Кроме Маши и равнявшихся ей или превосходивших ее простотою души и платья, все немного побаивались Рахметова: и Лопухов, и Кирсанов, и все, не боявшиеся никого и ничего, чувствовали перед ним, по временам, некоторую трусоватость. С Верою Павловною он был очень далек: она находила его очень скучным, он никогда не присоединялся к ее обществу. Но он был любимцем Маши, хотя меньше всех других гостей был приветлив и разговорчив с нею.
— Я пришел без зову, Вера Павловна, — начал он: — но я видел Александра Матвеича и знаю все. Поэтому рассудил, что, может быть, пригожусь вам для каких-нибудь услуг и просижу у вас вечер.
Услуги его могли бы пригодиться, пожалуй, хоть сейчас же: помогать Вере Павловне в разборке вещей. Всякий другой на месте Рахметова в одну и ту же секунду и был бы приглашен, и сам вызвался бы заняться этим. Но он не вызвался и не был приглашен; Вера Павловна только пожала ему руку и с искренним чувством сказала, что очень благодарна ему за внимательность.
— Я буду сидеть в кабинете, — отвечал он: если что понадобится, вы позовете; и если кто придет, я отворю дверь, вы не беспокойтесь сама.
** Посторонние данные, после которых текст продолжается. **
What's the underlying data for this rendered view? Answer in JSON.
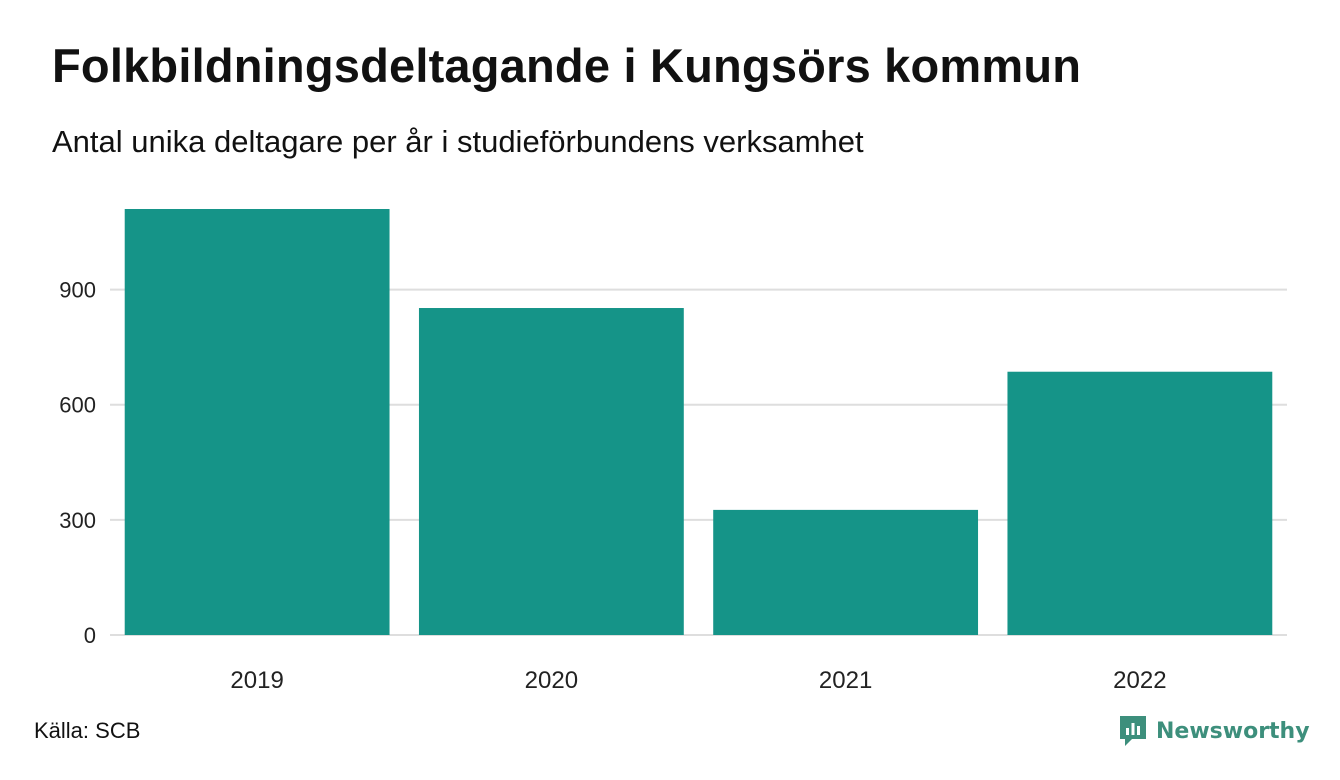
{
  "header": {
    "title": "Folkbildningsdeltagande i Kungsörs kommun",
    "subtitle": "Antal unika deltagare per år i studieförbundens verksamhet"
  },
  "footer": {
    "source": "Källa: SCB",
    "brand": "Newsworthy",
    "brand_icon": "newsworthy-logo-icon"
  },
  "colors": {
    "bar": "#159488",
    "grid": "#dedede",
    "brand": "#3d8f7c"
  },
  "chart_data": {
    "type": "bar",
    "title": "Folkbildningsdeltagande i Kungsörs kommun",
    "subtitle": "Antal unika deltagare per år i studieförbundens verksamhet",
    "categories": [
      "2019",
      "2020",
      "2021",
      "2022"
    ],
    "values": [
      1110,
      852,
      326,
      686
    ],
    "xlabel": "",
    "ylabel": "",
    "ylim": [
      0,
      1110
    ],
    "yticks": [
      0,
      300,
      600,
      900
    ],
    "grid": true,
    "legend": "none"
  }
}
С этими словами он преспокойно ушел в кабинет, вынул из кармана большой кусок ветчины, ломоть черного хлеба, — в сумме это составляло фунта четыре, уселся, съел все, стараясь хорошо пережевывать, выпил полграфина воды, потом подошел к полкам с книгами и начал пересматривать, что выбрать для чтения: «известно…», «несамобытно…», «несамобытно…», «несамобытно…», «несамобытно…» это «несамобытно» относилось к таким книгам, как Маколей, Гизо, Тьер, Ранке, Гервинус. «А, вот это хорошо, что попалось; — это сказал он, прочитав на корешке несколько дюжих томов „Полное собрание сочинений Ньютона“; — торопливо стал он перебирать темы, наконец, нашел и то, чего искал, и с любовною улыбкою произнес: — „вот оно, вот оно“, — „Observations on the Prophethies of Daniel and the Apocalypse of St. John“, то есть „Замечания о пророчествах Даниила и Апокалипсиса св. Иоанна“». «Да, эта сторона знания до сих пор оставалась у меня без капитального основания. Ньютон писал этот комментарий в старости, когда был наполовину в здравом уме, наполовину помешан. Классический источник по вопросу о смешении безумия с умом. Ведь вопрос всемирноисторический: это смешение во всех без исключения событиях, почти во всех книгах, почти во всех головах. Но здесь оно должно быть в образцовой форме: во-первых, гениальнейший и нормальнейший ум из всех известных нам умов; во-вторых, и примешавшееся к нему безумие — признанное, бесспорное безумие. Итак, книга капитальная по своей части. Тончайшие черты общего явления должны выказываться здесь осязательнее, чем где бы то ни было, и никто не может подвергнуть сомнению, что это именно черты того явления, которому принадлежат черты смешения безумия с умом. Книга, достойная изучения». Он с усердным наслаждением принялся читать книгу, которую в последние сто лет едва ли кто читал, кроме корректоров ее: читать ее для кого бы то ни было, кроме Рахметова, то же самое, что есть песок или опилки. Но ему было вкусно.
Таких людей, как Рахметов, мало: я встретил до сих пор только восемь образцов этой породы (в том числе двух женщин); они не имели сходства ни в чем, кроме одной черты. Между ними были люди мягкие и люди суровые, люди мрачные и люди веселые, люди хлопотливые и люди флегматические, люди слезливые (один с суровым лицом, насмешливый до наглости; другой с деревянным лицом, молчаливый и равнодушный ко всему; оба они при мне рыдали несколько раз, как истерические женщины, и не от своих дел, а среди разговоров о разной разности; наедине, я уверен, плакали часто), и люди, ни от чего не перестававшие быть спокойными. Сходства не было ни в чем, кроме одной черты, но она одна уже соединяла их в одну породу и отделяла от всех остальных людей. Над теми из них, с которыми я был близок, я смеялся, когда бывал с ними наедине; они сердились или не сердились, но тоже смеялись над собою. И действительно, в них было много забавного, все главное в них и было забавно, все то, почему они были людьми особой породы. Я люблю смеяться над такими людьми.